In any case, spending on mortgage technology, though it flattened last year, has grown steadily as increasing numbers of lenders have automated or upgraded their systems.
Douglas Duncan, a senior economist at the Mortgage Bankers Association of America, said the rising outlays for technology should mean more cost efficiency, but only if the technology is being utilized correctly.
"There was a period, 1992 to 1996, when companies were wrestling with the issue of whether or not they could invest and achieve economies of scale with the technology that was out there. Most of the companies that executed that technology incorrectly are out of the business at this point," Mr. Duncan said.
"I feel that most midsize companies that couldn't compete technologically have already gotten very lucrative bids for their servicing portfolios and have gotten out that way."
Mr. Duncan said very few midsize to small lenders can stay in business without purchasing or developing software, or partnering with technology companies. The few that remain must have a high level of management skill to execute production efficiently, streamline overhead expenses, have a higher-quality employee base, and be able to replace runoff with originations, he said.
While Internet originations are only a drop in the bucket so far, use of the net is getting a lot-some say a disproportionate amount-of attention because of lender preoccupation with building volume. Some even believe the future of real estate and mortgage brokers hangs in the balance as Internet lending becomes more prevalent and consumers become more savvy about buying and financing their homes.
There is no question that Internet volume is growing fast, though from a small base. Research by Deutsche Bank indicates that on-line origination of $4.3 billion in 1998 represented less than 0.3% of industry volume.

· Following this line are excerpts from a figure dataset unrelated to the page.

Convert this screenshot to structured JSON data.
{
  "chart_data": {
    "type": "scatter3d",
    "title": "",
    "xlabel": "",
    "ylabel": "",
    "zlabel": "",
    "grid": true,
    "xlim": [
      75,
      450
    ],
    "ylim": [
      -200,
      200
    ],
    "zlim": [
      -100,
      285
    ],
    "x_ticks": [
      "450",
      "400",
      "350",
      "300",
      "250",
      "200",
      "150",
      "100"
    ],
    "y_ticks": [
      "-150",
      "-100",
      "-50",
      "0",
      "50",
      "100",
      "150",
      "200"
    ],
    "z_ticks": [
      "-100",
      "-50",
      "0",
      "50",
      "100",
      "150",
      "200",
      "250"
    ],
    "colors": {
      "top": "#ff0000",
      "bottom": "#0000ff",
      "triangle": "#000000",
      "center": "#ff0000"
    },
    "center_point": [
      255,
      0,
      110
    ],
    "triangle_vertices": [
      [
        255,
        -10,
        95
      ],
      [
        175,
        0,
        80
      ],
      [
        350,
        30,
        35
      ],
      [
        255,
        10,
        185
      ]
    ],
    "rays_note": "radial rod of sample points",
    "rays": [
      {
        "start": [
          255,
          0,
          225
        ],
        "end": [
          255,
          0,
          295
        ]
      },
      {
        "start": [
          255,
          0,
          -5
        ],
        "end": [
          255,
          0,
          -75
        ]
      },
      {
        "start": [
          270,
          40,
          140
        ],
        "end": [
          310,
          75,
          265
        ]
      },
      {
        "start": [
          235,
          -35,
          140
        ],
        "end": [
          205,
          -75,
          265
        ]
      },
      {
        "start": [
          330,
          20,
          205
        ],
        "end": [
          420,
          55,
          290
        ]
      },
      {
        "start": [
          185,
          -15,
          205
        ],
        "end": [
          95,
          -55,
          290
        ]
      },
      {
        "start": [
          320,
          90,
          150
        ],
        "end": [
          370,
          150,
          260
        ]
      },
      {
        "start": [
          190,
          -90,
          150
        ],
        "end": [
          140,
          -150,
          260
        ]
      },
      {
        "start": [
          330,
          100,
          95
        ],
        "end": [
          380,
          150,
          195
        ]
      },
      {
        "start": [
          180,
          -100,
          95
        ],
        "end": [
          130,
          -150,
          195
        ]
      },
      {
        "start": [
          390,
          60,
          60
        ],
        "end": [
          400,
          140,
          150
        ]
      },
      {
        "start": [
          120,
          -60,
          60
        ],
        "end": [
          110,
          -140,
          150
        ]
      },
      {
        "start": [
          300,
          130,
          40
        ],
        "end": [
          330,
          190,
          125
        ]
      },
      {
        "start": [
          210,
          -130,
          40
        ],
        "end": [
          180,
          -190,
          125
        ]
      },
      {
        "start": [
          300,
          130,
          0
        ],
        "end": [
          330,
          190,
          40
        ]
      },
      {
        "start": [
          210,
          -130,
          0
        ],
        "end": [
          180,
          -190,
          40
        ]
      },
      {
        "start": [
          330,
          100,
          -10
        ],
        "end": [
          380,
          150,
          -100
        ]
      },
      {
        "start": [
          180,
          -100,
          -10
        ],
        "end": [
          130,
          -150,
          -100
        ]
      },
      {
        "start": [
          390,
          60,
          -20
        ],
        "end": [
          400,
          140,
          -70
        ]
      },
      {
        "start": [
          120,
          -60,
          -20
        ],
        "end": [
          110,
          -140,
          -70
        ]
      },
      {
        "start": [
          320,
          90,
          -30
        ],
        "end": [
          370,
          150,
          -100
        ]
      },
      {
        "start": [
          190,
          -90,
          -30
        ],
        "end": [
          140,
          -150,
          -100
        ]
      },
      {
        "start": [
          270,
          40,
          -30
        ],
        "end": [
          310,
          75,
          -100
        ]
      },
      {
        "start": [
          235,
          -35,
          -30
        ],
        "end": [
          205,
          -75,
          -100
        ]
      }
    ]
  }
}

It said mortgage banks have been slow to adapt to the technology, thus allowing a new breed of solely on-line lenders to grab an early lead, providing $3.5 billion of the on-line volume.
Forrester Research, a technology research company in Cambridge, Mass., predicts that on-line originations will account for almost 10% of the market by 2003, up from an expected 1.5% this year.
Off-line, or traditional, mortgage lenders have been fragmented and have experienced difficulty building national brand names.
Deutsche Bank reported that Norwest Mortgage did $55 billion in originations in 1997, ranking it first in lending volume, but that amount only accounted for 6.5% of national originations.
The bank added that 35,000 to 40,000 companies are offering mortgages in the United States, compared to a handful of on-line lenders.
Monterey Coast Mortgage only originated 650 loans last year for about $130 million, but Shawn Quinn, a mortgage broker at the company, said he does not feel threatened.
"Internet mortgage lenders get a lot of applications in their pipeline, but they also get a lot of fallout. They are spending tons of money on advertising to attract business, so they are having to increase their price markup," Mr. Quinn said. "On-line lending also makes it harder for brokers to get higher price markups; it is stopping brokers from overcharging. It's hard to make more than 1% on loans."
Mr. Quinn said being a regional lender in Monterey County, Calif., population 300,000, has put the company into a niche because, "people want to do business with people they know," and less spending on technology may be an advantage.
"We have been able to match or beat prices from quotes of companies like E-Loan and Countrywide and we do advertise as such," Mr. Quinn said. "At this point, I am not concerned that it will cost me more to push a loan through because I'm just not spending millions on advertising my technology."
He said the brokerage and realty roles were not in jeopardy.
"To start, calls because of low rates are going to disappear sometime, and we (brokers) are going to have to depend on Realtors again," Mr. Quinn said. "With the Internet, consumers get the chance to quickly shop for rates so when they come to us they are a little more educated. But they still come to us."
The QuickenMortgage site, run by Intuit Inc. of Mountain View, Calif., brokered $600 million in closed loans in 1998. Alison Berkley, group product manager, said traditional broker roles would evolve in future years.
"Traditional brokers have made a business out of charging over 1% or 2% and that will go away because the Internet has made it much more transparent to consumers exactly how much they are paying for a broker service," Ms. Berkley said. "We put out a higher performance standard in terms of quicker turnaround time and less variability. The market share will just shift to players that can adapt faster and have more flexibility."